The shift chief looked astonished. "As you wish, but wouldn't it be better simply to telephone?"
"Telephone?" Sheranchuk blinked at the strange idea, then recollected himself. And indeed, the phone in Control Room No. 2 was picked up at the first ring, though Varazin was not there either. The shift chief for No. 2 volunteered that Khrenov had stopped by a litde earlier to urge them to stay at their posts, but Khrenov was no use to Sheranchuk. On the chance, he tried to ring No. 3, but its lines were still out of order.
"I'll have to go to Number Three," he groaned, and was gone before anyone in the room responded.
At the stairs he realized there was an alternative to seven flights down and seven back up again. The alternative was to cross the roof of the building.
But that was not to be either. As soon as he opened the door to the roof a fireman shouted at him to go back. Indeed, there wasn't any choice. All across the broad expanse of roof joining the reactor buildings was a spattering of bonfires, some tiny, some huge. Firemen were limping about in the softened waterproofing of the roof, trying to get hoses on them all at once, but as soon as one fire was out another would start up. At the entrance of the stairs for No. 3 Sheranchuk saw a curious sight picked out in the searchlights of the firefighters: a sort of black fountain, half a meter high, dark droplets flung up and cascading back down to the source. Smoke was rising from it, and as he watched, it burst into flame when the chunk of white-hot graphite that had buried itself in the bitumen finally ignited the stuff.

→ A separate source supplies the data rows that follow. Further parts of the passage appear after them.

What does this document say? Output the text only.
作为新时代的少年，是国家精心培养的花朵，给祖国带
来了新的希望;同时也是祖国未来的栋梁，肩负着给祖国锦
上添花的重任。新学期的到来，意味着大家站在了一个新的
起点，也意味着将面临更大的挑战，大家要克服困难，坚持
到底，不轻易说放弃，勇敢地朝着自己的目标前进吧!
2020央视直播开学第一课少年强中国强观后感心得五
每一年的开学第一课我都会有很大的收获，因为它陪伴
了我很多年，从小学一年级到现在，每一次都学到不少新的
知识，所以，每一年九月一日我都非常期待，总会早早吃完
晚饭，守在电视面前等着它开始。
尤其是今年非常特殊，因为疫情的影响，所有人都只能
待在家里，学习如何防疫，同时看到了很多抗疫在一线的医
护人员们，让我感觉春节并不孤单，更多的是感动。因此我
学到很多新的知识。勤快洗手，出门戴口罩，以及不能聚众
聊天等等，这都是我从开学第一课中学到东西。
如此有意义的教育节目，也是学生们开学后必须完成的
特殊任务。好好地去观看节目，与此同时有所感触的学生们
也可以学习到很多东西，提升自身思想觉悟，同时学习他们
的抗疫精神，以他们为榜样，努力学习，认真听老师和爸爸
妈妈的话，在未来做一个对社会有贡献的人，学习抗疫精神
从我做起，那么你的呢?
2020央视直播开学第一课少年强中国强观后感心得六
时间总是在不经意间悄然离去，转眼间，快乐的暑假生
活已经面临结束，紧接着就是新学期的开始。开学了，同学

It would have to be seven floors down and seven back up again, after all — only now, because he had made the extra climb to the roof, it was eight each way.
When at last, sobbing and coughing for breath,
he got to the main control room for Reactor No. 3 he saw that the two operators had become six, as volunteers came in to replace the absent ones. But the shift chief was obstinate. No, Chief Engineer Varazin was not here, nor had he been since the explosion. Yes, granted, there was something wrong with the turbines and the water system. But no, positively no he would not shut his reactor down.
"Do your mother! You must" Sheranchuk gasped. "Are you crazy? Do you know what will happen when the water runs out?" But the engineer, his face a frozen mask, was shaking his head.
"We have no orders!" he said.
"Orders! I order you!" Sheranchuk shouted.
"In writing, then, if you- please," said the engineer, ludicrously firm, "for I will not take the responsibility of failing to fulfill our plan, with only four days to go until the end of the month." And incredibly, comically, Sheranchuk found himself scribbling a written order for which he had no authority at all—I direct that Unit No. 3 he placed at once in standby mode—before the man would stand aside and allow the operators to get on with their work. Only two operators now, Sheranchuk noted; the others had fled. The two remaining, cursing and swearing, labored over the boards until a series of thuds, almost lost in the constant noise of fire and firefighting, told them that all the boron rods were firmly socketed.
"What are you doing, Sheranchuk?" asked a gentle, sorrowing voice from behind him.